“Força de quem veio, de quem vai e de quem está”.
Continuum ancestral do Cais do Valongo aos espaços de saber
Especialmente no ano mais distópico para os que (re)existem nesse momento histórico do planeta, em que nem es mais inteligentes, nem es mais fortes resistem, mas, sim, es que melhor se adaptam são es que sobrevivem em vários níveis, impressionar as retinas com produções do cinema negro diante das telas de celular, tablets, computadores ou, no puro suco do luxo, das TVs HD — e não na sala escura do Odeon — é, sem dúvida, uma experiência para a posteridade.
São sempre envoltas em enorme expectativa as estreias de filmes de cineastas negres brasileires no Encontro de Cinema Negro Zózimo Bulbul todos os anos desde sua primeira edição. No meu caso particular, isso se intensifica na medida em que muites des cineastas são amigues querides, que acompanho o trabalho, troco ideias, compartilho interesses em comum, bebo cerveja em ocasiões diversas — ou mesmo sem qualquer motivo. Todas essas vivências conferem, inevitavelmente, uma emoção que embarca no meu olhar para essas produções.
Dos (apenas!) 4 filmes que pude me lançar essa semana, escolho para abrir meu terreno de análises o filme “Mãe Celina de Xangô”, da minha querida Milena Manfredini. É um filme de uma realizadora que conheço com alguma profundidade para afirmar que o afeto, a delicadeza, o valor ancestral e a gratidão permeiam a construção/condução narrativa, bem como a composição e intenção das imagens partilhadas. Um cinema verdadeiramente implicado.

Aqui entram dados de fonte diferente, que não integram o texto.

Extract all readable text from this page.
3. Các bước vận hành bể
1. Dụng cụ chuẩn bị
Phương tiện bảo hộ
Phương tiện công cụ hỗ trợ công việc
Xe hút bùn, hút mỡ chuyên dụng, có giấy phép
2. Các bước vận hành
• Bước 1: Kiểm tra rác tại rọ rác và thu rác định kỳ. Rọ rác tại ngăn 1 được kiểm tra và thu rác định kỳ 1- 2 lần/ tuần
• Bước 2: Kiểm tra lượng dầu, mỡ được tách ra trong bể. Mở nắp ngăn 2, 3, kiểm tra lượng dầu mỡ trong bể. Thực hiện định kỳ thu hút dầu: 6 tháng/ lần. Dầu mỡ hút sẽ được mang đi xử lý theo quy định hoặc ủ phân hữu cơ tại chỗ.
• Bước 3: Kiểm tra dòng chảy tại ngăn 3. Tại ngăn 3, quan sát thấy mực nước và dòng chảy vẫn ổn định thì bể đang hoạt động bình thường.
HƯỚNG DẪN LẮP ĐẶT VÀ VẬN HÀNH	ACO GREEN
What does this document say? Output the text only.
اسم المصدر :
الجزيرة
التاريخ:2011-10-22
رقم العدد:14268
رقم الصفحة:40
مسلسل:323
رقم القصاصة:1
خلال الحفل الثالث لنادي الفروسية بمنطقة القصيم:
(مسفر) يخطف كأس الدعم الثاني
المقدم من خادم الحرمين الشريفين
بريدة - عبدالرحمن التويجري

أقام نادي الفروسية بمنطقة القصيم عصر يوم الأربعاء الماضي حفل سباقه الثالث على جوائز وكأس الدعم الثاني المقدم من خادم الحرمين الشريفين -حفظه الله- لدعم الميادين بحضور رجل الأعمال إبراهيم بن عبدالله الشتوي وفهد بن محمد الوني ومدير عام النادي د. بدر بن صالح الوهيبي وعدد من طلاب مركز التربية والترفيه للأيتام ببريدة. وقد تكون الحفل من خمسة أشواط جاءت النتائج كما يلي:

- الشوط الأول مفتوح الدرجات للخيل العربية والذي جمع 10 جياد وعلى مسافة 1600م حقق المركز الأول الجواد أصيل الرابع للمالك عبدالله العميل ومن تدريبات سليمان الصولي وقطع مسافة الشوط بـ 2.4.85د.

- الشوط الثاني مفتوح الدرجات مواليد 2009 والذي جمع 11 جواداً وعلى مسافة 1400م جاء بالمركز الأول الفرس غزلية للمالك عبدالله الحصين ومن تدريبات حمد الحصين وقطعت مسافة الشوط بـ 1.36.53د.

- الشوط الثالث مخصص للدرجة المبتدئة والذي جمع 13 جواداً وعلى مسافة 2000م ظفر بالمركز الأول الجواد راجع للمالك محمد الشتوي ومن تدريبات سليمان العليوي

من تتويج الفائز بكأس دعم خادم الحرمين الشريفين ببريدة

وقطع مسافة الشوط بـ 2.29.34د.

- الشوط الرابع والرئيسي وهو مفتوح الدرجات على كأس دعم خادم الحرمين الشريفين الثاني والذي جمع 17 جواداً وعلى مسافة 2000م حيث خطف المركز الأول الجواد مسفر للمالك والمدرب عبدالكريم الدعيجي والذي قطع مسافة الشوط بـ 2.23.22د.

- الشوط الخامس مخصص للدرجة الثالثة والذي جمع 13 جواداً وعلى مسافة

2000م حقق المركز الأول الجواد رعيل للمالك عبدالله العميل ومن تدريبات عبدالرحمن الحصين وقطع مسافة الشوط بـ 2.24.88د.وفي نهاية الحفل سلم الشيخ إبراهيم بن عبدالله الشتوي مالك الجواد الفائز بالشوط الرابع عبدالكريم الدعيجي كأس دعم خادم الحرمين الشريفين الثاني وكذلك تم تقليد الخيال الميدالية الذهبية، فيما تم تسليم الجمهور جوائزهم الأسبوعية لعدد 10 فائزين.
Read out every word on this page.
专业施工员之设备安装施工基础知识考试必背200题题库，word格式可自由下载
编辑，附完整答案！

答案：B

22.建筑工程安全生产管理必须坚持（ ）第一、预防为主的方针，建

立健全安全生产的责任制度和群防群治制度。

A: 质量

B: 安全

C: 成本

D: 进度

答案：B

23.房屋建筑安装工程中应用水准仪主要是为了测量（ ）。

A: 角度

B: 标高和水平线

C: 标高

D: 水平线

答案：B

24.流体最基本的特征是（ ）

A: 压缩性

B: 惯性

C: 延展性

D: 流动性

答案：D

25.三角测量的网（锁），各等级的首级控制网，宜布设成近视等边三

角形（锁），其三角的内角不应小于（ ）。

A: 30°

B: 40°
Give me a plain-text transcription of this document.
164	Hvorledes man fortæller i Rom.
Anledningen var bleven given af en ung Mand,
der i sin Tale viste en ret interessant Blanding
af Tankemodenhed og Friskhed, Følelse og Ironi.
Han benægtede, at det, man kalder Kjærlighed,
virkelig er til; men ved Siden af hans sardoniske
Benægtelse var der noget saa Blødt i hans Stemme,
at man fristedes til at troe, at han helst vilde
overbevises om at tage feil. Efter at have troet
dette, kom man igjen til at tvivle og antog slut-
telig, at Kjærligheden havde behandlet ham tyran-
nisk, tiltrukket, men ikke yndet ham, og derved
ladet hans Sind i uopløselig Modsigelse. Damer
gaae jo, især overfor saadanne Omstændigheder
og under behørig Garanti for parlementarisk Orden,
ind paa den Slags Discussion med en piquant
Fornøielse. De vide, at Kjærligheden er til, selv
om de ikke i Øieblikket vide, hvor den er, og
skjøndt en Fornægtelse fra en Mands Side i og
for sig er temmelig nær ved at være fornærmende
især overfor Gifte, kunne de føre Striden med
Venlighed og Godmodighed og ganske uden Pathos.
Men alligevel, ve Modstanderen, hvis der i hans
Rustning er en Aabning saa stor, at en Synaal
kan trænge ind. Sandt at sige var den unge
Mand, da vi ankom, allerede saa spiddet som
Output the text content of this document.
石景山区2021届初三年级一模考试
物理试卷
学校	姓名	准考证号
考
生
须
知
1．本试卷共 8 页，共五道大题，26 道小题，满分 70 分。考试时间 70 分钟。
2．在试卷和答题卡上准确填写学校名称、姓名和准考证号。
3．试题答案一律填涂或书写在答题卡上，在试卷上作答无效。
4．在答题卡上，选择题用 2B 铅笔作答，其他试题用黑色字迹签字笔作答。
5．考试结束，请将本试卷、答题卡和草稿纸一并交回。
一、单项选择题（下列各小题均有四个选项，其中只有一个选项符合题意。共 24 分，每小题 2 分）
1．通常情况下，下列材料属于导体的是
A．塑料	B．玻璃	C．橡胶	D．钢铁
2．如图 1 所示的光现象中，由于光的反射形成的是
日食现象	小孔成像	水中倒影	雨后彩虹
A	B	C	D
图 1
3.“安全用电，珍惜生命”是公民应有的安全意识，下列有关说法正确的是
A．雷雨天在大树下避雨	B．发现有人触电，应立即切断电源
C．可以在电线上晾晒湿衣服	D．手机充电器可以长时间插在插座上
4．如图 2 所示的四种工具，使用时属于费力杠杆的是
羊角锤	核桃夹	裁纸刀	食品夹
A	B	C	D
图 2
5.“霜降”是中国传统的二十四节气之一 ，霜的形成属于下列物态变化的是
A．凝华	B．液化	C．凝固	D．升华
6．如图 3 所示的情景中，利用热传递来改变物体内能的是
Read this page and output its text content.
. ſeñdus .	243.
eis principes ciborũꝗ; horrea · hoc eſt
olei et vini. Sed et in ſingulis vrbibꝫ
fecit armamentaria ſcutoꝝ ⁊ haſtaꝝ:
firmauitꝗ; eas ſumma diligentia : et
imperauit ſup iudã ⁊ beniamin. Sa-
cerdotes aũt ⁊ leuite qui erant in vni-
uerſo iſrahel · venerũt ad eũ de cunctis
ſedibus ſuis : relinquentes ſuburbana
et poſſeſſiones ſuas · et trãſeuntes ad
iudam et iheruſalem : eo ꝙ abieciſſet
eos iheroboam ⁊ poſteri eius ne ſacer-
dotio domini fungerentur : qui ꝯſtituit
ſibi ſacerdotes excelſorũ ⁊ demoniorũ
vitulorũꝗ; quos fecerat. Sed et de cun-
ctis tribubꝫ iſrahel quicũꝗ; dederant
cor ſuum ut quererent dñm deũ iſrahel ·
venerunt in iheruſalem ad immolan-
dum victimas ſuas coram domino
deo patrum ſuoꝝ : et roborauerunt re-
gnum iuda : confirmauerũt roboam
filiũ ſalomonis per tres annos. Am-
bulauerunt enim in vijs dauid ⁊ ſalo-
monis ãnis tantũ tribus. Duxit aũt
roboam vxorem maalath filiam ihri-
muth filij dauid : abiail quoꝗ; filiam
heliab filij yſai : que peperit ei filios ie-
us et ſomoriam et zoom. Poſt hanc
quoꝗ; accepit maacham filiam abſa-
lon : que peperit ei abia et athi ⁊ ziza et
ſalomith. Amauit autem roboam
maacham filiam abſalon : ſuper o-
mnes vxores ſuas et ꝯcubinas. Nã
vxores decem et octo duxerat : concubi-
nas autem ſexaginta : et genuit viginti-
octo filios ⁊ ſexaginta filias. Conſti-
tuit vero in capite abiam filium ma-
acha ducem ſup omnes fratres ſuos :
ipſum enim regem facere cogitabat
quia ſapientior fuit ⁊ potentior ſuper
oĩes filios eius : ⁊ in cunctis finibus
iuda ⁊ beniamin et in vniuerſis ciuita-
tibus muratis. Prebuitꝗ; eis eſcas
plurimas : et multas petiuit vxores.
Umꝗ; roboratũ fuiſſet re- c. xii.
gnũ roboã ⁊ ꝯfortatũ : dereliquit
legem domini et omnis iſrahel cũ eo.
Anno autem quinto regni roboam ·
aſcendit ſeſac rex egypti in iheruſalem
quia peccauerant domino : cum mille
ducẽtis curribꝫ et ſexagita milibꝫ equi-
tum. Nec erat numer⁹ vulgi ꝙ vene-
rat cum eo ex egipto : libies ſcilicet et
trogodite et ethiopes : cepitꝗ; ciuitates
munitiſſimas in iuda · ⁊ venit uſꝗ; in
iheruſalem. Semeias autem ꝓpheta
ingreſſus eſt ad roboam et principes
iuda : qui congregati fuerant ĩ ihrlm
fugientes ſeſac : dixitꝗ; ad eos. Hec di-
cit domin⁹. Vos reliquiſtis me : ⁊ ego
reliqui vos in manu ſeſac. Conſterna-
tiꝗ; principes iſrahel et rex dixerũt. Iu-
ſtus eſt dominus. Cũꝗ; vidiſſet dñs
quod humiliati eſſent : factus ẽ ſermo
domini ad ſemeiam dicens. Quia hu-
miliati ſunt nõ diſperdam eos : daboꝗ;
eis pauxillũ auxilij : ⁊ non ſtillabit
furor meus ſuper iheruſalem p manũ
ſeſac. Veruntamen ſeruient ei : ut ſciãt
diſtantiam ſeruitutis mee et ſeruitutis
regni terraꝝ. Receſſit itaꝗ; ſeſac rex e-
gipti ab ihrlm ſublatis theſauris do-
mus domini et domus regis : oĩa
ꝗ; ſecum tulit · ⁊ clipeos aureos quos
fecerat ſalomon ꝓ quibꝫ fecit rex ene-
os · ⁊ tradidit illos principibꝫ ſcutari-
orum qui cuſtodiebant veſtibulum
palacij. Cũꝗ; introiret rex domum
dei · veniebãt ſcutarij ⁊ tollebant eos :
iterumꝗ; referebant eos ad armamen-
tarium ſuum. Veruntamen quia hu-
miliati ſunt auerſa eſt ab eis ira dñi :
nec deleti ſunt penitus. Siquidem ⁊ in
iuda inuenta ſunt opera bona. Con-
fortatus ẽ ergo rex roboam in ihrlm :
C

É uma longa história, contada em breves recortes amorosos, da vida de uma Ialorixá pautada em conquistas, conexões afro-atlânticas, respeito às tradições e à História afro-brasileiras e de Áfricas, profundo (re)conhecimento sobre a flecha que atravessa o continuum ancestral, aquela que orienta nossos passos coletivamente.
Mãe Celina de Xangô oferece poderosos ensinamentos sobretudo por uma postura que propõe conversas entre as dimensões encantadas das cosmovisões das religiões de matriz africana — e sua massiva influência no Rio de Janeiro, cidade onde vive –, da vida cotidiana — junto à sua irmã, no terreiro, revisitando histórias da infância ligadas tanto à religiosidade quanto à convivência familiar –, e da presença e contribuição nos espaços de produção de saberes e sentidos.
Milena alcançou, com imensa sensibilidade e fluidez, uma narrativa que pilariza o filme na importância de Mãe Celina de Xangô por onde seu corpo, seus conhecimentos e seu axé passam — Exu e Iansã presentificados no Cais. Sua presença no Parque Lage, onde a pesquisadora e diretora artística do Museu de Arte Moderna do Rio Keyna Eleison presentifica e correlaciona Lélia Gonzalez àquele momento que revela a “força de quem veio, de quem vai e de quem está”; incursão com respaldo simbólico junto aos pesquisadores da UFRJ no sítio arqueológico do Porto do Cais do Valongo, um projeto que não haveria como prescindir dos saberes e da interface ancestro-religiosa; a cidade, o samba, o botequim, a coletividade preta — deslocamentos tanto festivos quanto de incidência cultural –; à frente do Centro Cultural Pequena África, que remonta ao estímulo de Zózimo Bulbul ao Projeto Herança Africana — mesa para Oxalá em praça pública –; legado e continuidade através da filha e da neta.
Os Orixás regozijam e emanam Axé Máximo à Milena Manfredini e à concepção deste ebó fílmico. Certeza.